Environmental law experts have criticised the environment chapter for its weak environmental standards, which are not fully enforceable. Only the   international environmental agreement on trade in endangered species has enforceable commitments. The text does not refer to climate change, but only to voluntary measures for lower emissions.

The non-binding nature of commitments and weak enforceability in the environment chapter contrast sharply with the legal rights of corporations to sue governments over domestic laws, including environmental laws, under the provisions for ISDS described above.

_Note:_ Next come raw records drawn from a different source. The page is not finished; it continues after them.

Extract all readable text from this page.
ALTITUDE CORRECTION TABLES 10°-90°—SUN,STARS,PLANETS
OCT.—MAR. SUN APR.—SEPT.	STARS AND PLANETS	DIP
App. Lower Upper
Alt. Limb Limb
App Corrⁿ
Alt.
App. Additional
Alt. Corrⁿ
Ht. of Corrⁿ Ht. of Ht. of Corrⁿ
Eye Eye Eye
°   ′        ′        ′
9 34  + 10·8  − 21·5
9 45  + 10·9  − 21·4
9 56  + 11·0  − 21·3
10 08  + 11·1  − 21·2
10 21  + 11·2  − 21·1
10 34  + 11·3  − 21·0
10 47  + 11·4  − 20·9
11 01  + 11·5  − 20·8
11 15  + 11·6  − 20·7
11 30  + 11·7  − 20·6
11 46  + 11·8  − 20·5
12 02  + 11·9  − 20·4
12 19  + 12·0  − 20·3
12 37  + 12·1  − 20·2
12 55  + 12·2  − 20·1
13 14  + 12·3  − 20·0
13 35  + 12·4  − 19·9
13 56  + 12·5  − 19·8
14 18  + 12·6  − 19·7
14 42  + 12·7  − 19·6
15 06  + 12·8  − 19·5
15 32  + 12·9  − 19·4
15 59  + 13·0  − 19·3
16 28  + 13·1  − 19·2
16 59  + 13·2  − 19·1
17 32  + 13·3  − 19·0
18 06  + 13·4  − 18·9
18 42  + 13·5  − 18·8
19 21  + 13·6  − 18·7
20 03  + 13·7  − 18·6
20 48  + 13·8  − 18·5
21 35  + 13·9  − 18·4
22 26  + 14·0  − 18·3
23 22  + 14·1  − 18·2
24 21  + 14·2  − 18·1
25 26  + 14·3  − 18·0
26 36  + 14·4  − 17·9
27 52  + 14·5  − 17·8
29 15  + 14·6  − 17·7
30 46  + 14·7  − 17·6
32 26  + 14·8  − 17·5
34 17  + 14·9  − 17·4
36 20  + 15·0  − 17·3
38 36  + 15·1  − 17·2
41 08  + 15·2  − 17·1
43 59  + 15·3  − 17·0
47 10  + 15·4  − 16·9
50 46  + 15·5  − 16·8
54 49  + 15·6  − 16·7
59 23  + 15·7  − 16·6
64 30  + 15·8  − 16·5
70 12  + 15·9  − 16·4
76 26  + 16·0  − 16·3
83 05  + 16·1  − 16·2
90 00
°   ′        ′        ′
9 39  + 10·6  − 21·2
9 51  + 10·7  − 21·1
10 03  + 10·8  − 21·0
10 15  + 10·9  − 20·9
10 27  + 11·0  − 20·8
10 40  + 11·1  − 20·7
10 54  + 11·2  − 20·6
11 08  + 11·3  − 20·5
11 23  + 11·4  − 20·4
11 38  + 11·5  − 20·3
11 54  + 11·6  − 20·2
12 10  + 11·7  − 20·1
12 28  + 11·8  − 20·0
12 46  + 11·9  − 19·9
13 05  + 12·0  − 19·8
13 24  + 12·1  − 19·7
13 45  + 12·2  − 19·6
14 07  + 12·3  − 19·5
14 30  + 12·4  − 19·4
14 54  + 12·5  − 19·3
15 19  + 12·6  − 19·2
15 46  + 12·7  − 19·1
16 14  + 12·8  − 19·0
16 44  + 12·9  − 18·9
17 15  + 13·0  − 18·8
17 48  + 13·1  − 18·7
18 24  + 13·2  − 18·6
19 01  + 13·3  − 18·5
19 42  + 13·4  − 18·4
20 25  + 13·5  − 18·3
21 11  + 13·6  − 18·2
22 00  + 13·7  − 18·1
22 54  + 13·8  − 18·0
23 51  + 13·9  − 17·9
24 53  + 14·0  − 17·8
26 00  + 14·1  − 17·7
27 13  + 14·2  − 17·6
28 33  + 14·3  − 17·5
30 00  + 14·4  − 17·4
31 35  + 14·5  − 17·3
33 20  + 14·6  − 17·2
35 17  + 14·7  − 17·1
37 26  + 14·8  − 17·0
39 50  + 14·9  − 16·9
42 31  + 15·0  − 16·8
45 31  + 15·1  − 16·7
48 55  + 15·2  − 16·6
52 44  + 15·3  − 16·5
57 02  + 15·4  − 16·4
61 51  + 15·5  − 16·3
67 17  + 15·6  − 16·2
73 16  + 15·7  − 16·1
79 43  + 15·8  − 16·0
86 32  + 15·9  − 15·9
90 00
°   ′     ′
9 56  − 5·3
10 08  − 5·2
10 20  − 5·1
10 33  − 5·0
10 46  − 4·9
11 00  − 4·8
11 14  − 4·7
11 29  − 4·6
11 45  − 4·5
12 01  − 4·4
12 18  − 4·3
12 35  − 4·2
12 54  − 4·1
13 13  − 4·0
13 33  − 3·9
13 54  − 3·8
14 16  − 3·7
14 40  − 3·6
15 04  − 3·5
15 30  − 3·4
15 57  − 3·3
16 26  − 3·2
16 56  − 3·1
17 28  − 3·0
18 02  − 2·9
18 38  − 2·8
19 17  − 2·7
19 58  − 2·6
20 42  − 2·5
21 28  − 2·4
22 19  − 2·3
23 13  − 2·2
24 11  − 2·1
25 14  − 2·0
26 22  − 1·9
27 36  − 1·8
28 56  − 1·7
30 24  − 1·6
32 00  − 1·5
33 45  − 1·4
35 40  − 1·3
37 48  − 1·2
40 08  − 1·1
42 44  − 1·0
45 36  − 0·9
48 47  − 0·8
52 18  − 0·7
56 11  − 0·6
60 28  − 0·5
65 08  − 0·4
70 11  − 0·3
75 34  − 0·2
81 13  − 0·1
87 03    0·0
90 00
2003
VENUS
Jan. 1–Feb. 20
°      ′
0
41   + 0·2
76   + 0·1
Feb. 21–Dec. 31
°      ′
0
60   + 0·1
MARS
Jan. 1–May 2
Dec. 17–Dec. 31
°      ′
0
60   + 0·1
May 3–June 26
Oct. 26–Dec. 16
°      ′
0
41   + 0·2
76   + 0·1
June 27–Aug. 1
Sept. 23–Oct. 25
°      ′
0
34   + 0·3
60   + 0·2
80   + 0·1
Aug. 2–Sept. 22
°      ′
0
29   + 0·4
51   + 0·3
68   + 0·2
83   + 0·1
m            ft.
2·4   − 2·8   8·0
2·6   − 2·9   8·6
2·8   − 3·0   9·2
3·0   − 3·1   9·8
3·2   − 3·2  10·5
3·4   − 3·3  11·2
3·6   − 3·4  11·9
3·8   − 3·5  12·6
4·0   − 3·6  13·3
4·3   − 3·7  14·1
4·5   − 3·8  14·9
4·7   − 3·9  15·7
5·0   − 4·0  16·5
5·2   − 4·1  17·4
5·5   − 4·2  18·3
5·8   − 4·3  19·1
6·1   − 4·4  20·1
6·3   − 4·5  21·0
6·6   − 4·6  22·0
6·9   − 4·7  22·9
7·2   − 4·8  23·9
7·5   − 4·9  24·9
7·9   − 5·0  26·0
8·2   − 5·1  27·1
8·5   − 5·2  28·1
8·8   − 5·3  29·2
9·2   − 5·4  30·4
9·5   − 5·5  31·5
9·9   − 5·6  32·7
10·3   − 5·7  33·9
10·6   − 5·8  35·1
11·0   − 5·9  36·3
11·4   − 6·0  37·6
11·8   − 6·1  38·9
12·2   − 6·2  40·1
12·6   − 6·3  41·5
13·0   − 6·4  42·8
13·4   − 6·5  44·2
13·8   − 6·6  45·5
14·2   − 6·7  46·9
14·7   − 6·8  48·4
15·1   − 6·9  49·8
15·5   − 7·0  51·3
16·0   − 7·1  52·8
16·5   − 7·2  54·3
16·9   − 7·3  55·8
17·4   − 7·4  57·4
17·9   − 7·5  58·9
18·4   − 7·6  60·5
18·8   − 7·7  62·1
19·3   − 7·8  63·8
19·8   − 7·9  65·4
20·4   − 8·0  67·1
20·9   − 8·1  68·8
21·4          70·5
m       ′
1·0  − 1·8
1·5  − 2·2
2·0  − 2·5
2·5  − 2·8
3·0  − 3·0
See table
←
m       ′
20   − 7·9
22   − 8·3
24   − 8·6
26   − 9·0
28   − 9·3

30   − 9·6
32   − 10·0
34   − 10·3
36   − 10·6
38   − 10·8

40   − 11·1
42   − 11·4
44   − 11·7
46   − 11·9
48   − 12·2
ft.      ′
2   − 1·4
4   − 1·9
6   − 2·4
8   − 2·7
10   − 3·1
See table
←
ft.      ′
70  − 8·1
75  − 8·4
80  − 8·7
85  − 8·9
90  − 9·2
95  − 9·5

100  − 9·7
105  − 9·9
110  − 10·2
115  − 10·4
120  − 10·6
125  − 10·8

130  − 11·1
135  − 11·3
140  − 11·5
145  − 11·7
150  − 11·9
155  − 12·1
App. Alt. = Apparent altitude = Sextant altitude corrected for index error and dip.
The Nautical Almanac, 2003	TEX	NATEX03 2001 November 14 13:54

Technical Barriers to Trade (TBT): threats to food labelling and product safety standards

The TPP-11 includes new commitments for Australia to mutually recognise product conformity assessment procedures in other TPP countries.  This raises the question of how to maintain and improve Australia’s relatively high standards in areas like food regulation and building product standards. Harmonising standards may not be in the public interest.

Australia introduced a form of country of origin food labelling after the imported infected frozen berries scandal, and more regulation may be needed in future. After numerous reports of dangerous imports of asbestos products and flammable building cladding, a Senate inquiry has recommended stronger regulation to ensure that imported building products conform to Australian standards. The commitments to recognise other countries’ conformity assessment procedures may impede future governments from regulating in these areas.

ISDS disputes are not excluded from the TBT chapter. Foreign investors could use ISDS to claim compensation for changes to food labelling requirements, or changes to building product conformity standards after the TPP-11 is in place. The wine and spirits annex could restrict future options for mandatory alcohol health warnings like those for pregnant women, and such regulation could also be open to ISDS cases.

Government procurement chapter may reduce procurement access for local firms

Australian procurement policy should follow the example of trading partners like South Korea and the US in having policies with more flexibility to consider broader definitions of value for money, which recognise the value of supporting small and medium-sized local firms in government contracting decisions.

The recent Joint Select Committee inquiry into changes to Commonwealth Procurement Rules recommended that the Australian government should not enter into any commitments in trade agreements that undermine its ability to support Australian businesses, taking the view that this would not conflict with Australia’s international trade obligations. The government has rejected this recommendation, and so appears to have a different and far less flexible interpretation of Australia’s international trade obligations, including the TPP-11 procurement chapter.

The Committees should scrutinise any proposed changes to the Commonwealth Procurement Rules resulting from the TPP-11 before they are tabled in Parliament to ensure that they do not remove the flexibility to support local small and medium sized enterprises.


The Government has refused to undertake independent studies of the economic, health, environmental and other impacts of the TPP-11 in Australia despite advice from key bodies like the Productivity Commission, the Australian Competition and Consumer Commission, environment and public health experts. International predictive econometric studies based on unrealistic assumptions show tiny economic gains by 2030, which have not been assessed against the costs of other impacts. The government emphasises gains for particular export sectors, but there is no assessment of the costs of government revenue losses, unemployment, temporary labour, ISDS and future restrictions on government regulation. Given these severe shortcomings, the Committee should recommend against the implementing legislation.